14.6.08

Vida de gado

COM ALGUMA insistência, voltou-se a discutir nos últimos tempos a conceituação de direita e esquerda.

Políticos, empresários, artistas, cantores, jogadores de futebol, dirigentes sindicais, bispos, padres e freiras, animadores de auditório e guitarristas das bandas funk -enfim, o imenso e monótono gado de homens e mulheres está sendo contado, pesado e dividido entre os dois conceitos nascidos na Convenção Francesa, dois séculos atrás.

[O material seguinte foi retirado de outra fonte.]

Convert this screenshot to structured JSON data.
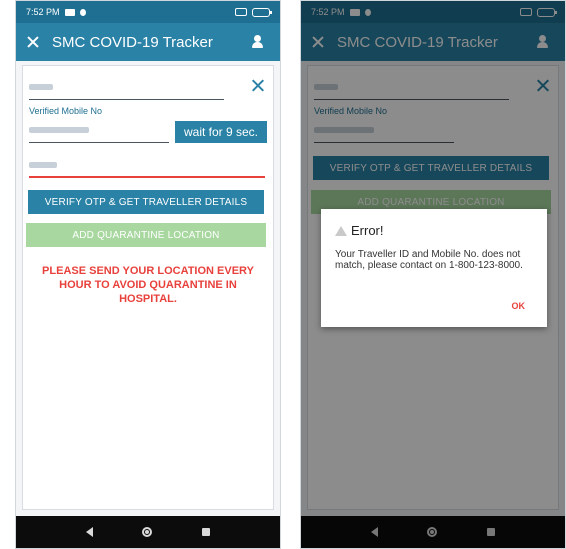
{
  "status": {
    "time": "7:52 PM"
  },
  "app_bar": {
    "title": "SMC COVID-19 Tracker"
  },
  "form": {
    "traveller_id_label": "",
    "mobile_label": "Verified Mobile No",
    "wait_button": "wait for 9 sec.",
    "verify_button": "VERIFY OTP & GET TRAVELLER DETAILS",
    "add_button": "ADD QUARANTINE LOCATION",
    "warning": "PLEASE SEND YOUR LOCATION EVERY HOUR TO AVOID QUARANTINE IN HOSPITAL."
  },
  "dialog": {
    "title": "Error!",
    "message": "Your Traveller ID and Mobile No. does not match, please contact on 1-800-123-8000.",
    "ok": "OK"
  },
  "colors": {
    "primary": "#2a82a6",
    "status_bar": "#1f6f92",
    "warning": "#e8413c",
    "add_button": "#a8d8a0"
  }
}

Em matéria de novidade, não podia ser mais velha. Leio nas folhas que fulano é de direita porque gravou um sambão, enquanto sicrano é esquerda porque fez pesquisas a respeito de um tamborim sem pele de gato e sem pele alguma.

Bem, em determinado momento do século passado, os Beatles foram corifeus máximos da esquerda, o "nec plus ultra" em matéria de progresso por que, entre outras coisas -reza a lenda- fumaram maconha no banheiro da rainha da Inglaterra.

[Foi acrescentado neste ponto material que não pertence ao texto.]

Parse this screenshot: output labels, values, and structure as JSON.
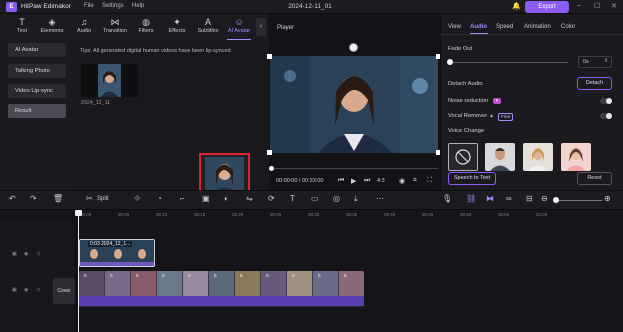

Ora, a própria rainha faz coisas bem mais necessárias em seu próprio banheiro e no entanto é um ícone da direita e do conservadorismo. Ditos Beatles, por sinal, têm hoje suas músicas tocadas no salão da Confeitaria Colombo, aqui no Rio, aí pelas cinco horas da tarde, por uma orquestra que parece ter saído dos salões do Titanic e que ficou tocando hinos religiosos durante o naufrágio.

Velhinhas mastigando torradas e tomando chá consomem placidamente aqueles acordes feitos para contestar os valores da sociedade, o toque de reunir da moçada que devia tomar o poder para dar ao mundo mais justiça e beleza.

O mundo não ficou mais belo nem mais justo -e as velhinhas continuam mastigando torradas, os violinos da Colombo soluçam os antigos temas da revolta dos Beatles e o Titanic há muito caiu no buraco. Vai ver que o Titanic era de direita, o chá da Colombo é direitíssimo e as velhinhas -bem, as velhas são apenas velhas.

A mania de colar rótulos de direita e esquerda começou nos bares da zona sul carioca, o pessoal sem tempo nem de ler os suplementos dominicais e os segundos cadernos da vida, mas precisando estar por dentro das coisas e fatos: daí a necessidade dos rótulos, para se saber o que é e o que não é, do que está ou não está na hora, quem é bacana ou brega.

Essa mania de rotular espraiou-se e condensou-se nas duas palavras mágicas que vieram de dois séculos atrás. Roberto Carlos é direita; Paulo Coelho é direita; outro Paulo, o Maluf, é direitíssima.

Agora o outro lado: um cidadão que arriou a calça e a cueca -não tenho certeza se arriou também a cueca, usar cueca parece que é coisa da direita- é da esquerda, porque o traseiro, em vez de ser um peça posterior da anatomia humana, passou a ser uma expressão ideológica em determinadas circunstâncias.

Um teórico desses babados poderia explicar que direita é atributo (ou fosso) dos conservadores, enquanto a esquerda é atributo (ou pedestal) dos liberais progressistas.

Assisti outro dia a um balé do teatro Bolshoi, nos tempos ainda revolucionários da finada União Soviética. Nada mais conservador do que a arte no país da Revolução. Já o antigo programa do também finado Chacrinha Barbosa funcionava esplendidamente como manifestação popular das forças progressistas.

Torcer pelo Obama, não sei ainda por que, é esquerda no duro, embora em linhas gerais, democratas e republicanos nos Estados Unidos sejam dois lados de uma moeda.

O desmatamento de nossas florestas é uma ação estratégica da direita mais radical.

Até mesmo o ato de fumar parece que virou um gesto ideológico, como aconteceu com as barbas bravias dos tempos dourados do PT. Daí que o governo petista, esquecido de suas origens contestatórias, vai gradativamente proibindo que se fume, por ora em ambientes fechados, como o banheiro da rainha da Inglaterra que foi violado pelos antigos rapazes de Liverpool, que não apenas fumaram em tão sagrado recinto, mas fumaram maconha, tornando dupla a contestação.

O melhor é ficar acima da disputa para saber quem é isso ou aquilo. Sempre haverá bois e vacas pastando à direita ou à esquerda. Continuarão bois e vacas ainda que penetrem no banheiro da rainha e façam alguma besteira.

Carlos Heitor Cony, na Folha de S.Paulo.